LeanerCloud · cristim · Jun 1, 2026 · May 30, 2026
diff --git a/frontend/src/__tests__/settings-permissions.test.ts b/frontend/src/__tests__/settings-permissions.test.ts
@@ -1,10 +1,14 @@
 /**
- * Settings page permission gating for issue #365.
+ * Settings page permission gating for issue #365 and issue #870.
  *
  * The /admin/general + /admin/purchasing sub-tabs are reachable for
  * every signed-in role (only /admin/accounts and /admin/users are
  * navigation.ts-redirected). Render the form read-only for non-admin
  * sessions: disable every control, hide Save and Reset.
+ *
+ * Issue #870: the Purchasing Policies panel (#purchasing-panel) is a
+ * sibling <section> outside #global-settings-form.
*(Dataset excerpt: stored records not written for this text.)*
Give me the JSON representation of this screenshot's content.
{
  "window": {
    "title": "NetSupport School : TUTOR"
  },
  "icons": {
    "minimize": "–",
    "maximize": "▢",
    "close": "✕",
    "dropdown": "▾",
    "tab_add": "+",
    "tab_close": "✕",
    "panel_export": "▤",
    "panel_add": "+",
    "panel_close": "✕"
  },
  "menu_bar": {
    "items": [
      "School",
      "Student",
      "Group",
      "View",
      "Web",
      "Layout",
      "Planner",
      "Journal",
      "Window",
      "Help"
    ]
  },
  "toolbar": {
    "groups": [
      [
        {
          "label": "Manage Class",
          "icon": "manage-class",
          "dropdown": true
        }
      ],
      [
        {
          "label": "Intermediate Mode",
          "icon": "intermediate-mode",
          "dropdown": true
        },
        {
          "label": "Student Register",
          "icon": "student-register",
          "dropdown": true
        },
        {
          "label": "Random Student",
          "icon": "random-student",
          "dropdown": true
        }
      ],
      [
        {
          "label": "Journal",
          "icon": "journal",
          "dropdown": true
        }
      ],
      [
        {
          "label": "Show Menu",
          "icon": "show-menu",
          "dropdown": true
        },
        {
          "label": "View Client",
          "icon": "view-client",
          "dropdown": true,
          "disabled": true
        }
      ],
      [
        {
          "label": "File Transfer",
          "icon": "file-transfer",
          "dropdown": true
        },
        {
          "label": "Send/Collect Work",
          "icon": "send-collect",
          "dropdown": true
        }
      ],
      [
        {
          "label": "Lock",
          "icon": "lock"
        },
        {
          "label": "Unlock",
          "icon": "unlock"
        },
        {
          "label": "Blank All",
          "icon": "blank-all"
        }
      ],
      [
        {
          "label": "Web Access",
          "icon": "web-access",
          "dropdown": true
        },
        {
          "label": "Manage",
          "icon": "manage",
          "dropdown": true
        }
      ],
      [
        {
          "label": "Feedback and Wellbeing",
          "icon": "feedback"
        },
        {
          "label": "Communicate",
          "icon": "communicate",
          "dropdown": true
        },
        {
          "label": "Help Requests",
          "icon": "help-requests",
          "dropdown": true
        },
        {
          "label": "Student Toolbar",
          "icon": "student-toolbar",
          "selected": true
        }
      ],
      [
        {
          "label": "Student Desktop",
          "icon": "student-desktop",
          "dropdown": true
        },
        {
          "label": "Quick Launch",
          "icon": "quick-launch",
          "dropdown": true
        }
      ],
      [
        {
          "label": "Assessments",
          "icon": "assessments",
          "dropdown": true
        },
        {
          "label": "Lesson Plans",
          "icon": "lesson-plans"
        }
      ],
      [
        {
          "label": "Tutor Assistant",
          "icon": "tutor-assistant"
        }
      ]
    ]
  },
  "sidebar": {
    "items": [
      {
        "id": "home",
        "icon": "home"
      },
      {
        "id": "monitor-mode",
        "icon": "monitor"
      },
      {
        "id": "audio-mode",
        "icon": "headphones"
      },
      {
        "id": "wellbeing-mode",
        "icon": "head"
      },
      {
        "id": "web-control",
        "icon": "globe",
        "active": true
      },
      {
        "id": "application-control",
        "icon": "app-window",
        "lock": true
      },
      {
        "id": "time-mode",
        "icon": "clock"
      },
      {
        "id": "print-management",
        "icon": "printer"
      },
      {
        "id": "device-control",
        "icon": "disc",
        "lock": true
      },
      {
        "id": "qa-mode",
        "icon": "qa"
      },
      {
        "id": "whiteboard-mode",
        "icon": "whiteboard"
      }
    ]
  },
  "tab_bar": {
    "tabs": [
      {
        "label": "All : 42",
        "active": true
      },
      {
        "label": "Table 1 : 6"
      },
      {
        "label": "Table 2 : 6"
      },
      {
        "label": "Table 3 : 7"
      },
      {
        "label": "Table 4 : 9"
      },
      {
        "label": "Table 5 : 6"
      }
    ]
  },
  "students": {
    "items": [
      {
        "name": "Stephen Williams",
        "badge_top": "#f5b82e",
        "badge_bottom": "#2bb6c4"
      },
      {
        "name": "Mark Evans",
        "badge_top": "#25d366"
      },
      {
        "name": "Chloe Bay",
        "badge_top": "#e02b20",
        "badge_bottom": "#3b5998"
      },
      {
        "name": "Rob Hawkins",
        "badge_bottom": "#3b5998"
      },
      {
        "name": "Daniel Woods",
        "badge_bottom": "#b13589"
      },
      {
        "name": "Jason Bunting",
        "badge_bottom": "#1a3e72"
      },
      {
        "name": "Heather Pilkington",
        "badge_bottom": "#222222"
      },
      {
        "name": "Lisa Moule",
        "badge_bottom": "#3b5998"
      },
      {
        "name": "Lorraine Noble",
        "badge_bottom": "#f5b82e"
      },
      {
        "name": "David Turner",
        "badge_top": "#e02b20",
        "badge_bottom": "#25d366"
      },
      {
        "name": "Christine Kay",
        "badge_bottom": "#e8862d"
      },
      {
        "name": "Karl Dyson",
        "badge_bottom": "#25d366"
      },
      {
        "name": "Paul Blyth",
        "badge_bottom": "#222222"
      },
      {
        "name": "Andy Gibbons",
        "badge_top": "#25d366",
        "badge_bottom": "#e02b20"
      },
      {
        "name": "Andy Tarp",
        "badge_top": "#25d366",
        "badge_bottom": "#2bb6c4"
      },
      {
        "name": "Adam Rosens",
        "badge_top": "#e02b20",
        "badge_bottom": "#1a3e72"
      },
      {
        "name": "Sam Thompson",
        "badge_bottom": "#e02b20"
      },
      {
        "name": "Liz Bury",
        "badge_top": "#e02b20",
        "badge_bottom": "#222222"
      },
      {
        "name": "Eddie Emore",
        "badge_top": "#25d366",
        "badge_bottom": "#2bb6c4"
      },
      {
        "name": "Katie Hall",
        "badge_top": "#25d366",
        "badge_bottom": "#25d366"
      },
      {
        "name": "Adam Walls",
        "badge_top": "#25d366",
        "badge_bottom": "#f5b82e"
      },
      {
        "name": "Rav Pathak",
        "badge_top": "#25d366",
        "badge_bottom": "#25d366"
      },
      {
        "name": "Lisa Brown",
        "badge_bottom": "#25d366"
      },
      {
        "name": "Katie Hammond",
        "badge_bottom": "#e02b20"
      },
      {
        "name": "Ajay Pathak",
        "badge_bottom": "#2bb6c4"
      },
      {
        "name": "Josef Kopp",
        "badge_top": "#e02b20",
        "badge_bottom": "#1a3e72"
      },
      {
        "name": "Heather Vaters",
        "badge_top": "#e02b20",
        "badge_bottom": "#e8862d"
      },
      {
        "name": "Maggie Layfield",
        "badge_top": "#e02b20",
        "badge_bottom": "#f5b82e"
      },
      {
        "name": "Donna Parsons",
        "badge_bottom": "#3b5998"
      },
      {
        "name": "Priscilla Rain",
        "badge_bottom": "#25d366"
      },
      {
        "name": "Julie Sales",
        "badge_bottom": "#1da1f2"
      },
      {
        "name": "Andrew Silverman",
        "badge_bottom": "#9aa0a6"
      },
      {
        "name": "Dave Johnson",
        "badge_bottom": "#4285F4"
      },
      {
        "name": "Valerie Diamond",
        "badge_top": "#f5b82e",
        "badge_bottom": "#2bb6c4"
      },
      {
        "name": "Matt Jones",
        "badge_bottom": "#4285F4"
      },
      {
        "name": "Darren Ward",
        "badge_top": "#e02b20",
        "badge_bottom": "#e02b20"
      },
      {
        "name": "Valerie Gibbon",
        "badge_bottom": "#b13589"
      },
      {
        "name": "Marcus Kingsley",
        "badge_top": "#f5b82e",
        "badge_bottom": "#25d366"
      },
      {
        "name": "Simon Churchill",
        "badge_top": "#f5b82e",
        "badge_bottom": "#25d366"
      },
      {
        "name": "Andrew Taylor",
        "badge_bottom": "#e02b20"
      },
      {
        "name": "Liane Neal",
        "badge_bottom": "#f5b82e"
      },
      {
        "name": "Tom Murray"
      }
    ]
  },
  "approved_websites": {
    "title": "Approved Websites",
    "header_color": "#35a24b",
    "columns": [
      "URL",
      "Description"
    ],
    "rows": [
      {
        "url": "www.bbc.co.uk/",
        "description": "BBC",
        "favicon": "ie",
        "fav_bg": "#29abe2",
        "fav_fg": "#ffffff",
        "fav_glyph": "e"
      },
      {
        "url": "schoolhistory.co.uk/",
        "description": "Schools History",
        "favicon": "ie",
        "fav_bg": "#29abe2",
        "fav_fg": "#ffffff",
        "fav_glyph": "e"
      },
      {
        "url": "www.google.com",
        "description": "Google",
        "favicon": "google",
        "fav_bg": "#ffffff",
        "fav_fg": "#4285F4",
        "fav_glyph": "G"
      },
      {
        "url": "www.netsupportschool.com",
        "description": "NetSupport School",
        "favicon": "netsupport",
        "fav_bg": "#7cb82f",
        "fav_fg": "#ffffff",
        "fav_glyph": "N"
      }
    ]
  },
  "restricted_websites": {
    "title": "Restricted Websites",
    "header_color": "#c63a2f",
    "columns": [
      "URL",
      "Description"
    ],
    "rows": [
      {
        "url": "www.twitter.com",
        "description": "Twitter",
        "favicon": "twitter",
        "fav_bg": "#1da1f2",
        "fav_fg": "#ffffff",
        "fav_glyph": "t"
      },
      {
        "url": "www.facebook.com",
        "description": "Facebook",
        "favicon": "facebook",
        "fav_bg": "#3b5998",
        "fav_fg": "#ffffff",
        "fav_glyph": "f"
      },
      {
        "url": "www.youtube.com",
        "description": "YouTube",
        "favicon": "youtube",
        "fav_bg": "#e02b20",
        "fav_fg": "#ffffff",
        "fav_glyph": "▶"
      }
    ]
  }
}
The viewer role must
+ * see all its inputs as disabled and both Save/Reset buttons hidden.
  */
 import { loadGlobalSettings } from '../settings';
 
@@ -130,7 +134,30 @@ const setupDom = () => {
   err.id = 'settings-error';
   err.className = 'hidden';
 
-  document.body.append(loading, form, err);
+  // Purchasing Policies panel: a sibling <section> outside #global-settings-form.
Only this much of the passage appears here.